L'histoire :
Un après-midi de janvier 1934, Fritz Haber se repose dans une petite pension familiale helvétique. Une radio fait entendre des discours politiques à peine audibles, lorsque l'homme se décide à sortir malgré le froid et la neige qui recouvre les versants montagneux. Affublé d'un lourd manteau lui donnant l'air d'un vieil ours, il rumine : qu’elle paraît loin cette Palestine que promettait Weizmann ! Avancé plus avant dans la forêt, il s’arrête un instant pour se désaltérer au pied d'une cascade. Tapi derrière les sapins, un oeil inquisiteur le fixe. Tout avait commencé lors d'une maussade journée d'avril 1888, à Breslau, lorsque, demandant à son père de ne plus l'appeler par son nom juif de Jacob, il s'était vu répondre "Revenez plus tard Mr Fritz Haber !". Son père ne comprenait pas ses difficultés à faire carrière malgré son génie. Son oncle Hermann, lui, s'était converti à l'esprit du temps...

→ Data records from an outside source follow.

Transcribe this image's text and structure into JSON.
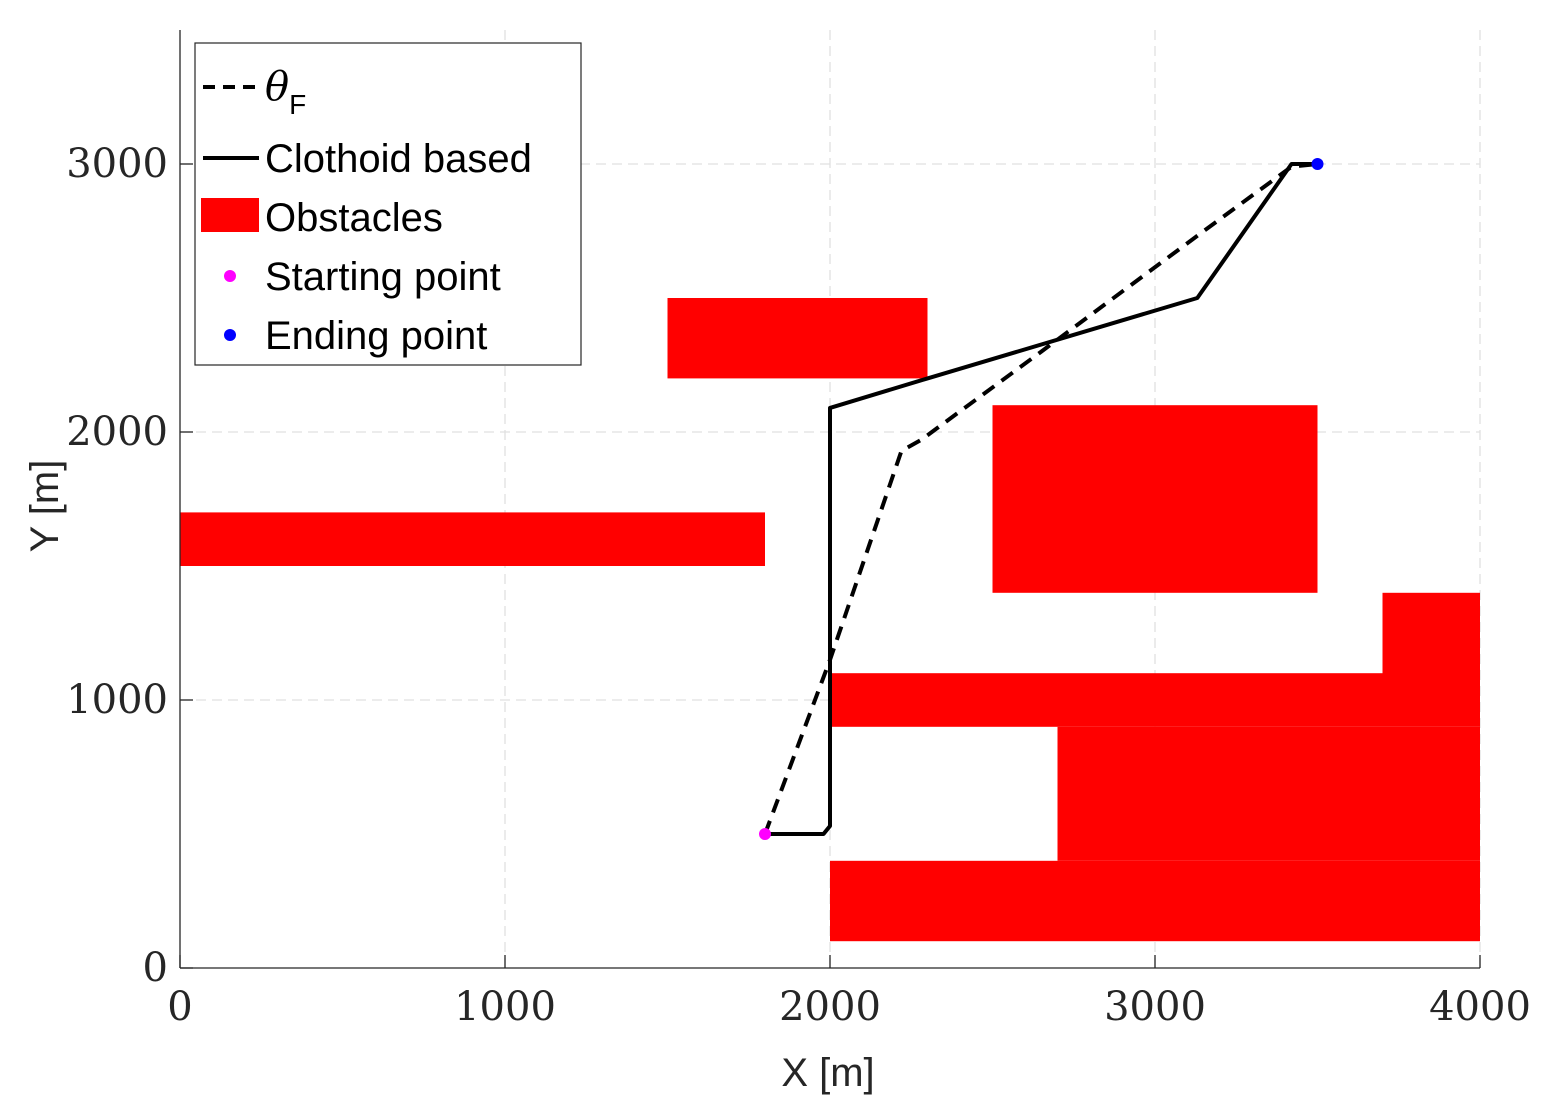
{
  "chart_data": {
    "type": "line",
    "xlabel": "X [m]",
    "ylabel": "Y [m]",
    "xlim": [
      0,
      4000
    ],
    "ylim": [
      0,
      3500
    ],
    "xticks": [
      0,
      1000,
      2000,
      3000,
      4000
    ],
    "yticks": [
      0,
      1000,
      2000,
      3000
    ],
    "xtick_labels": [
      "0",
      "1000",
      "2000",
      "3000",
      "4000"
    ],
    "ytick_labels": [
      "0",
      "1000",
      "2000",
      "3000"
    ],
    "grid": true,
    "legend_position": "top-left",
    "legend": {
      "theta_symbol": "θ",
      "theta_subscript": "F",
      "clothoid_label": "Clothoid based",
      "obstacles_label": "Obstacles",
      "start_label": "Starting point",
      "end_label": "Ending point"
    },
    "series": [
      {
        "key": "thetaF",
        "style": "dashed",
        "color": "#000000",
        "points": [
          [
            1800,
            500
          ],
          [
            2000,
            1150
          ],
          [
            2220,
            1930
          ],
          [
            2280,
            1970
          ],
          [
            2650,
            2300
          ],
          [
            3150,
            2750
          ],
          [
            3420,
            2990
          ],
          [
            3500,
            3000
          ]
        ]
      },
      {
        "key": "clothoid",
        "style": "solid",
        "color": "#000000",
        "points": [
          [
            1800,
            500
          ],
          [
            1980,
            500
          ],
          [
            2000,
            530
          ],
          [
            2000,
            2090
          ],
          [
            2300,
            2200
          ],
          [
            3130,
            2500
          ],
          [
            3420,
            3000
          ],
          [
            3500,
            3000
          ]
        ]
      }
    ],
    "obstacles": [
      {
        "x": [
          1500,
          2300
        ],
        "y": [
          2200,
          2500
        ]
      },
      {
        "x": [
          0,
          1800
        ],
        "y": [
          1500,
          1700
        ]
      },
      {
        "x": [
          2500,
          3500
        ],
        "y": [
          1400,
          2100
        ]
      },
      {
        "x": [
          2000,
          3700
        ],
        "y": [
          900,
          1100
        ]
      },
      {
        "x": [
          3700,
          4000
        ],
        "y": [
          900,
          1400
        ]
      },
      {
        "x": [
          2700,
          4000
        ],
        "y": [
          400,
          900
        ]
      },
      {
        "x": [
          2000,
          4000
        ],
        "y": [
          100,
          400
        ]
      }
    ],
    "starting_point": {
      "x": 1800,
      "y": 500
    },
    "ending_point": {
      "x": 3500,
      "y": 3000
    },
    "colors": {
      "obstacle": "#ff0000",
      "path": "#000000",
      "start": "#ff00ff",
      "end": "#0000ff",
      "grid": "#e0e0e0",
      "axis": "#262626"
    }
  }
}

Ce qu'on en pense sur la planète BD :
Pourquoi se mentir ? Il y a des BD que l'on hésite à acheter : celle-ci en fait partie. Un format inhabituel, des vignettes sous-titrées entrecoupées d'écrans d'ardoise noire explicitant l'action des personnages. Bref, on croirait voir un vieux film des débuts du septième art. On hume l'air de la Belle époque, ainsi nommée au regard de la boucherie qui suivit. Devant ce tableau jauni, on hésite donc : quel parti prendre ? Obéir aux modes ou se démarquer ? L'œil « flou » en couverture interpelle et laisse planer comme un malaise : juif allemand, Fritz Haber a visiblement quelque attitude passée à se reprocher. Dès le prologue, il s'interroge en conscience sur son identité : "Enfant aux yeux clairs, ignorant de toi-même, je vais te faire connaître celui que tu as assassiné" (Wagner, Siegfried). D'après le Tueur, sur dix personnes prises au hasard, sept sont prêtes à refroidir ou torturer leur prochain, comme ça, afin de se conformer et ainsi renier leur humanité. Tout est question de choix. Ne vous fiez pas aux apparences d'un temps heureusement révolu. David Vandermeulen signe là un chef-d’œuvre. Il faut parfois savoir passer outre son génie pour en découvrir l'esprit. Qui que l'on soit, on ne sera jamais jugé que sur nos actes...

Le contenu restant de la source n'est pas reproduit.